Some of the integral moments, in his mind, have been: the development of Fifth Avenue Estates, leading the way in residential growth; the annexations of the business park and land west of the railway tracks; the transition in healthcare, going from one doctor running a practice out of an office in the municipal building to the Open Health clinic serving the entire region; the steady growth of the Heritage Centre and working alongside the people who had the vision for it; and the environmental impact of a decommissioned lagoon-turned-wetlands project, one of the first of its kind in the world.

More recently, Buys has been glad to be part of the entire town’s transition to a community water system, and to assist in the early stages of a new school and community resource centre.

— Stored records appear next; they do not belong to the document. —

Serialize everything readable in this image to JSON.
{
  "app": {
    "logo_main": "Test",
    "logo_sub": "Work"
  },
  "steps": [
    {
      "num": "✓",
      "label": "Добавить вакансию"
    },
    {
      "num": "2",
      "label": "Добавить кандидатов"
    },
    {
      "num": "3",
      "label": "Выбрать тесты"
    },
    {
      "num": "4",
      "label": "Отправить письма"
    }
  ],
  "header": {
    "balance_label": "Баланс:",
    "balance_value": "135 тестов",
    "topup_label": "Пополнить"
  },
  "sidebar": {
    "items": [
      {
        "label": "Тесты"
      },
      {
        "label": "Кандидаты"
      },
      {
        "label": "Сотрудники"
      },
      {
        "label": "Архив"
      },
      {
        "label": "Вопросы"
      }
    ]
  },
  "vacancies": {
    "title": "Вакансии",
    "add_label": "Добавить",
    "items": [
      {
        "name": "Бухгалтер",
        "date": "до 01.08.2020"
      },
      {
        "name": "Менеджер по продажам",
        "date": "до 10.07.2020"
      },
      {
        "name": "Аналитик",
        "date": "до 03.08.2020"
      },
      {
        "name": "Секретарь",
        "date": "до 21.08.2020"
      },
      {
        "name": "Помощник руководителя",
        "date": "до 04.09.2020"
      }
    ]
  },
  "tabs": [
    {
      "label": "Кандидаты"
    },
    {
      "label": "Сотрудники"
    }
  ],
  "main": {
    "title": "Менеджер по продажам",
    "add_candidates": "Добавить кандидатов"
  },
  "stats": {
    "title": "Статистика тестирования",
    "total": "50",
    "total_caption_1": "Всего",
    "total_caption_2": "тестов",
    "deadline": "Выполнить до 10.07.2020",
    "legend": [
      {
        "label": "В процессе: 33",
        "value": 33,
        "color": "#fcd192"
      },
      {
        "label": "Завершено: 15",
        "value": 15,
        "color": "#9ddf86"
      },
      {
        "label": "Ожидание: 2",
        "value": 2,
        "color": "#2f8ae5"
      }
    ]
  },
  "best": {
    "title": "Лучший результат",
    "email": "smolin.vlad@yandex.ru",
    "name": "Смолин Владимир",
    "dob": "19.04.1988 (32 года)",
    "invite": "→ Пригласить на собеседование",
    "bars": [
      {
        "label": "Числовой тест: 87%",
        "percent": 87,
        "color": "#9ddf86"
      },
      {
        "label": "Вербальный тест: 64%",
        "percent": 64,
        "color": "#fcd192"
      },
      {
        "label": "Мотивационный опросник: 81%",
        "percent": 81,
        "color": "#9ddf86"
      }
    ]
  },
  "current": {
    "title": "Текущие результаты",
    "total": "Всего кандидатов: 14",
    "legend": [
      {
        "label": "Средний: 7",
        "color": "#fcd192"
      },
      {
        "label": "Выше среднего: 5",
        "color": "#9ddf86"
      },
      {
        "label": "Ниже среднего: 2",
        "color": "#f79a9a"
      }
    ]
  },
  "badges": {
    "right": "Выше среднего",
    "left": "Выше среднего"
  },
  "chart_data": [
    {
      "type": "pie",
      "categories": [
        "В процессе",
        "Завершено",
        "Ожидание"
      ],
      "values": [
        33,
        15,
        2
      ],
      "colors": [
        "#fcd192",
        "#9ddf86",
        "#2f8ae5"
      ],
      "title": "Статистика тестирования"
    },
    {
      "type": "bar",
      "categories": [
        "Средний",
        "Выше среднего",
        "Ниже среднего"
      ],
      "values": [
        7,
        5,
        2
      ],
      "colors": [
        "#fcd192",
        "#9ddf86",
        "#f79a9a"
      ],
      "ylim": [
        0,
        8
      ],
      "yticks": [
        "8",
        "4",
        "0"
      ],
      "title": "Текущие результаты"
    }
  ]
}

With the good times also came heartbreak. Buys will never forget his good friend and colleague Jim (JR) Schapansky, and the many years he dedicated to town service before his untimely death to cancer.

But Buys’ ultimate highlight is one that moves him to emotion just by thinking of it. This event, Buys says, he is saving to share at his upcoming farewell dinner, planned for June 3. 

“That event did something for Niverville that just changed the community,” says Buys. “The very essence of who Niverville is. It was an incredible experience.”

Buys expects his retirement will include a lot more time with his wife, who’s been a patient partner over his years of dedication to the town. Also, his kids and grandkids will be seeing a lot more of him. But he’s not a man who’s likely to slow down much. His bucket list includes things like furthering his education, volunteering, and doing whatever he can to continue to improve the lives of others. 

“Niverville is so blessed,” says Buys. “You guys have [councillors and town staff] who are experienced, committed, intelligent, articulate, and visionary. There are communities right across Canada that would give their eye teeth for the council that we have. And I’m looking at this and thinking, ‘What a privilege for Eric to have that type of council to work with moving forward.’ What a privilege for me to be able to close the door having worked with this type of council.”